2013: une odyssée dans l'espace interstellaire (pour les archives audiovisuelles de l'ONU)
Thursday, 2 January 2014, Global | DPI
As the world reflects on 2013, one notable record was the NASA spacecraft, Voyager 1, leaving our solar system and becoming the first human-made object to enter the interstellar space. Perhaps little was known, or remembered, that on that vessel, now some 18 billion kilometres from the sun, are some United Nations audiovisual material that the Voyager took with it when it lifted off from the Earth in 1977, including a voice message from the late Kurt Waldheim, the then Secretary-General:
“As the Secretary-General of the United Nations, an Organization of 147 Member States who represent almost all of the human inhabitants of the planet Earth, I send greetings on behalf of the people of our planet,” Mr. Waldheim says. “We step out of our solar system into the universe seeking only peace and friendship.” Listen to the speech here.
This recording accompanies other greetings spoken in 55 languages, sounds from the Earth, and a musical selection from different cultures and times, curated by a team led by astronomer Carl Sagan. One hundred and fifteen images, of which 12 are from our very own UN Photo Library, were also encoded in analog form onto a gold-plated copper disk called the Golden Record, which comes with instructions in symbols explaining the origin of the spacecraft and how to play the Record.
It is a message in a bottle to the great unknown beyond our humble planet. According to NASA, it will be 40,000 years before the Voyager approaches any other planetary system. The Golden Record attempts to tell the story of life on Earth, in the chance that it might be picked up by intelligent extraterrestrials, if they exist.
It’s awe-inspiring to ponder that this voice from the UN, which has already outlived its speaker, will speak on our behalf and introduce our existence, if the Record is ever played.
The UN photos on board the Voyager show scenes of our daily life, including rush-hour traffic in Bangkok, Thailand; fishermen at work on a boat in Greece; and men building a brick house in Cameroon. You can see the rest of the photos included in the Golden Record here.

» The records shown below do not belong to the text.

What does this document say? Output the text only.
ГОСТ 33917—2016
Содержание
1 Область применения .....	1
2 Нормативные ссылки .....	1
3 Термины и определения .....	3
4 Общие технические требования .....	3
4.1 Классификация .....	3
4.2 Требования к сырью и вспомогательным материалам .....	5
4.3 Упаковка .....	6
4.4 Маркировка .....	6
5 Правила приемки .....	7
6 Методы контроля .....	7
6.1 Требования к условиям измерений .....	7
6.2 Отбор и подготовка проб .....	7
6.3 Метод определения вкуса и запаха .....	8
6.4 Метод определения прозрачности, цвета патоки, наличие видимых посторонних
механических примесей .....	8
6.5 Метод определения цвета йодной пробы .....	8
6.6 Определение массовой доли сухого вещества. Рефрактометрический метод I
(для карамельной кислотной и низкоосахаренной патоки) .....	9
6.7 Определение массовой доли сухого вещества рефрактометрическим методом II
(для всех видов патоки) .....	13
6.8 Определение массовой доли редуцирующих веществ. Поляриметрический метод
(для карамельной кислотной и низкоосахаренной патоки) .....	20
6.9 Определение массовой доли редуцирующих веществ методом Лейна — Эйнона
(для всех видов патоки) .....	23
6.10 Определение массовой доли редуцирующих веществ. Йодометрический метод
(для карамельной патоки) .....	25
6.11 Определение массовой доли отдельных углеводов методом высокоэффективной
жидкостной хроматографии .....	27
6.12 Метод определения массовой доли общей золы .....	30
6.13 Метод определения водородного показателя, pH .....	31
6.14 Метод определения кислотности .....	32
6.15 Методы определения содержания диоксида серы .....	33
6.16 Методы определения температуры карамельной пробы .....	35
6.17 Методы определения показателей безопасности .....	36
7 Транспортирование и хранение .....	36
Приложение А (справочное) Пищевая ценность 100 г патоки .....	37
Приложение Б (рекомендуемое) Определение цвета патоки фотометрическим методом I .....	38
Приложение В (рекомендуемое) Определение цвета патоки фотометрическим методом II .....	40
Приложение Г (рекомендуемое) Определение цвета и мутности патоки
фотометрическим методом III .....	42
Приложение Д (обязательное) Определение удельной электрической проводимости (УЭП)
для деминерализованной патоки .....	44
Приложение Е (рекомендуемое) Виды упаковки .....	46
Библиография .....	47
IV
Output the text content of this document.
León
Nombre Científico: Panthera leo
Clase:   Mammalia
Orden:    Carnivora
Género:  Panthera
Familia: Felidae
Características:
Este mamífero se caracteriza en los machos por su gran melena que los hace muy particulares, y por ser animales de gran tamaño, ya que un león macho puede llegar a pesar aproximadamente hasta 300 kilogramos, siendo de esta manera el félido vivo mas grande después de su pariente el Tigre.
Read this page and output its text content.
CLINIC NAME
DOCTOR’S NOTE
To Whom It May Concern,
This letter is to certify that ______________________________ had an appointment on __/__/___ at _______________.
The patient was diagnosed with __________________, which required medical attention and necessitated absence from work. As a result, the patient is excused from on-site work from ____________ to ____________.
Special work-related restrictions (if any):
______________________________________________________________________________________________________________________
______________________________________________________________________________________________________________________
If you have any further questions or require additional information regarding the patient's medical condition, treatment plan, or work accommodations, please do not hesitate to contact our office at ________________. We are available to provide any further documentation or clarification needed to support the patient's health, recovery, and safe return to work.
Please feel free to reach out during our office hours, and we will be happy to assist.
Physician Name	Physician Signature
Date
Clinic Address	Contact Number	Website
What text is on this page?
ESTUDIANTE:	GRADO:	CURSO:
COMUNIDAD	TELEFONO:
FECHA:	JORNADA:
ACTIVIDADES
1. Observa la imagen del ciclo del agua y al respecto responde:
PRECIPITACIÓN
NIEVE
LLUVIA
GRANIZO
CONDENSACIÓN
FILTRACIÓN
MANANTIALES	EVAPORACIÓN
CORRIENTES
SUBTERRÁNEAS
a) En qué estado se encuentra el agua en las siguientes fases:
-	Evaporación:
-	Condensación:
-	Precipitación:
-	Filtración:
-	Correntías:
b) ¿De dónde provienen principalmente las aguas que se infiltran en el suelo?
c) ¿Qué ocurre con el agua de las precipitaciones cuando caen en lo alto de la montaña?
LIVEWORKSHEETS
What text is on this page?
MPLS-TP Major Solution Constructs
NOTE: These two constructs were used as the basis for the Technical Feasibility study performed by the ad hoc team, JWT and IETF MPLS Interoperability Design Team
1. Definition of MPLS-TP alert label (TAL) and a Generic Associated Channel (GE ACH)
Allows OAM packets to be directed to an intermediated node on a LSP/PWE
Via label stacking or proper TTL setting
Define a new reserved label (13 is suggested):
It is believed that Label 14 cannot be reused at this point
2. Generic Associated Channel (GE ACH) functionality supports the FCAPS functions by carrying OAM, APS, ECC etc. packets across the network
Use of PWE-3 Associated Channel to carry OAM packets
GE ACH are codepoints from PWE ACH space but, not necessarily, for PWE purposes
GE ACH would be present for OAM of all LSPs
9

These records of our lives will outlast all of us. While the Voyager’s ability to communicate data back to Earth will end in the next decade or so, the spacecraft was built to last at least a billion years. And it may forever float along the Milky Way.
Reflecting on the smallness of our planet shown as a “pale blue dot” in a photograph taken by Voyager 1, Carl Sagan once said that this representation of our tiny existence in time and space “underscores our responsibility to deal more kindly with one another, and to preserve and cherish the pale blue dot, the only home we’ve ever known”.
That’s a message that fits nicely with the mission of the United Nations.